Ghost bars Seeing spirits—and we don’t mean EFFEN Vodka
Our city has had its share of frightening problems. Consider the riots of 1992, the earthquake of 1994 and the ever-present danger of drunk-driving starlets in 2006. Now Los Angeles is facing another terrifying crisis, and this time it’s affecting our nightlife. This town has a serious ghost problem—and it’s spookier than ever thanks to the newly opened Crocker Club and the apparitions who supposedly reside here.
Located in the former Crocker Citizens National Bank in Downtown L.A., this 6,000-square-foot venue includes safe-deposit boxes and a genuine functioning vault door, which serves as the entrance to the club’s Mosler Lounge. Though the cocktail waitresses use modern innovations such as handheld PDA units, owner Vincent Terzian kept the building’s historic beauty intact. The most notable carry-over from yesteryear, however, might be invisible.

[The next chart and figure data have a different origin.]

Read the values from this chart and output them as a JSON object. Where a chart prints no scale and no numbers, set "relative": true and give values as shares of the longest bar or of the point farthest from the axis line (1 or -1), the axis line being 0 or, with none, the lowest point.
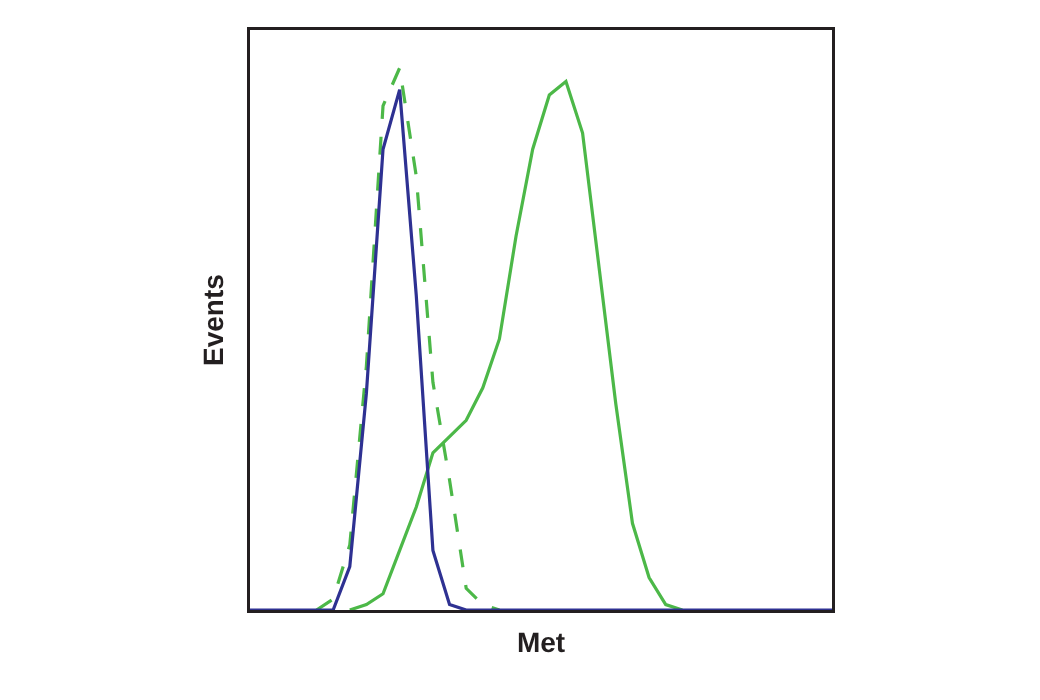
{
  "chart_data": {
    "type": "line",
    "relative": true,
    "xlabel": "Met",
    "ylabel": "Events",
    "marker": "none",
    "categories": [
      null,
      null,
      null,
      null,
      null,
      null,
      null,
      null,
      null,
      null,
      null,
      null,
      null,
      null,
      null,
      null,
      null,
      null,
      null,
      null,
      null,
      null,
      null,
      null,
      null,
      null,
      null,
      null,
      null,
      null,
      null,
      null,
      null,
      null,
      null,
      null
    ],
    "series": [
      {
        "color": "#4cb848",
        "line_style": "solid",
        "values": [
          null,
          null,
          null,
          null,
          null,
          null,
          0,
          0.01,
          0.03,
          0.11,
          0.19,
          0.29,
          0.32,
          0.35,
          0.41,
          0.5,
          0.69,
          0.85,
          0.95,
          0.975,
          0.88,
          0.63,
          0.38,
          0.16,
          0.06,
          0.01,
          0,
          null,
          null,
          null,
          null,
          null,
          null,
          null,
          null,
          null
        ]
      },
      {
        "color": "#4cb848",
        "line_style": "dashed",
        "values": [
          null,
          null,
          null,
          null,
          0,
          0.02,
          0.12,
          0.45,
          0.93,
          1,
          0.8,
          0.42,
          0.24,
          0.04,
          0.01,
          0,
          null,
          null,
          null,
          null,
          null,
          null,
          null,
          null,
          null,
          null,
          null,
          null,
          null,
          null,
          null,
          null,
          null,
          null,
          null,
          null
        ]
      },
      {
        "color": "#2e3192",
        "line_style": "solid",
        "values": [
          0,
          0,
          0,
          0,
          0,
          0,
          0.08,
          0.4,
          0.85,
          0.96,
          0.58,
          0.11,
          0.01,
          0,
          0,
          0,
          0,
          0,
          0,
          0,
          0,
          0,
          0,
          0,
          0,
          0,
          0,
          0,
          0,
          0,
          0,
          0,
          0,
          0,
          0,
          0
        ]
      }
    ]
  }
}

Near the private studio rooms is a secluded second bar called the Ghost Bar. While this might be a good place to start a ghost hunt, acclaimed psychic medium and paranormal investigator Virginia Marco tells us that at least one of the Crocker Club’s ghosts roams the entire building. Upon visiting the venue, Marco made contact with a spirit named Travis, a bald, English-speaking man in his 40s or 50s who was working in the building at the time of his death. According to Marco, Travis has green eyes, no wife and no kids. Marco went on to explain how Travis “missed his opportunity to cross over” to the afterlife and now resides between this world and the next. And though Travis apparently gets excited when patrons see him, he’s none too pleased with all the new people coming into his building. “He’s pissed,” Marco explained.
As the old adage goes, one should always get a second opinion when dealing with the supernatural or interdimensional. We enlisted the help of celebrated psychic medium Jack Rourke, who visited the Crocker Club during construction to evaluate its paranormal activity. Upon visiting the site, Rourke noticed several unusual phenomena, many of which have been reported by others, including an unexplained odor of cigar smoke and the feeling of being watched while walking through the club. The feeling of being watched can make your hair stand on end, which is called “piloerection”; Rourke claims it’s caused by “nerves in the dermis becoming stimulated by an electromagnetic field.”
Rourke also claimed to have experienced, via extrasensory perception (a talent for which he is known), heavy foot traffic in the lounge. He specifically identified one spirit, a “smartly dressed woman in period attire of the late 1940s or ’50s.” Rourke referred to this woman as Jane, adding that Terzian and others had also felt the presence of a woman.
Whatever the cause of the Crocker Club’s spookiness, it’s the perfect place to scare yourself silly with some friends. And while it’s unlikely the club will experience a lack of attractive living women anytime soon, it is nice to know there’s always Jane. And if you spill a drink, Travis should be along to clean it up shortly—though he might not be very happy about it.
Meanwhile, paranormal activity has been reported and investigated all over Hollywood. The glitz and glamour can be distracting, but it’s not enough to hide a dark, spooky underbelly, where the nightlife and the afterlife coexist. Many paranormal investigators consider the Comedy Store to be one of the most haunted locations in L.A. Just as Comedy Store alums have had trouble crossing over into horror flicks (Robin Williams in “One Hour Photo,” Jim Carrey in the “Number 23”), the ghosts at this old school house of yucks are largely believed to be mobsters from the 1940s and ’50s, who had trouble crossing over into the afterlife after they were whacked. Prior to opening as the Comedy Store in 1972, this location was known as Ciro’s, a popular restaurant with close ties to the mob.
Further east, in Hollywood, there’s the ghost of Peggy Entwhisle. Legend has it Entwhistle, the would-be actress best known for diving off the H of the Hollywood sign and killing herself in 1932, stills wanders the area around Beachwood Drive, including local stores and bars such as Bob’s Frolic Room on Hollywood Boulevard. When asked if she had visited lately, a bartender declined to comment, but one helpful regular had the real scoop, telling us “she just left.” Whether this is truly the roaming ghost of Ms. Entwhisle, the original B-lister, or simply a figment of our collective imagination has been disputed. Dr. Larry Montz, of the International Society for Paranormal Research, says he believes the visions are not that of an actual ghost, but rather a “residual,” or a lasting image of a particularly intense event, such as swan-diving off a 40-foot H. As the story goes, Entwhistle killed herself when she didn’t make it as an actress, creating one of the first and most highly publicized B-list actress meltdowns the tabloids have ever seen.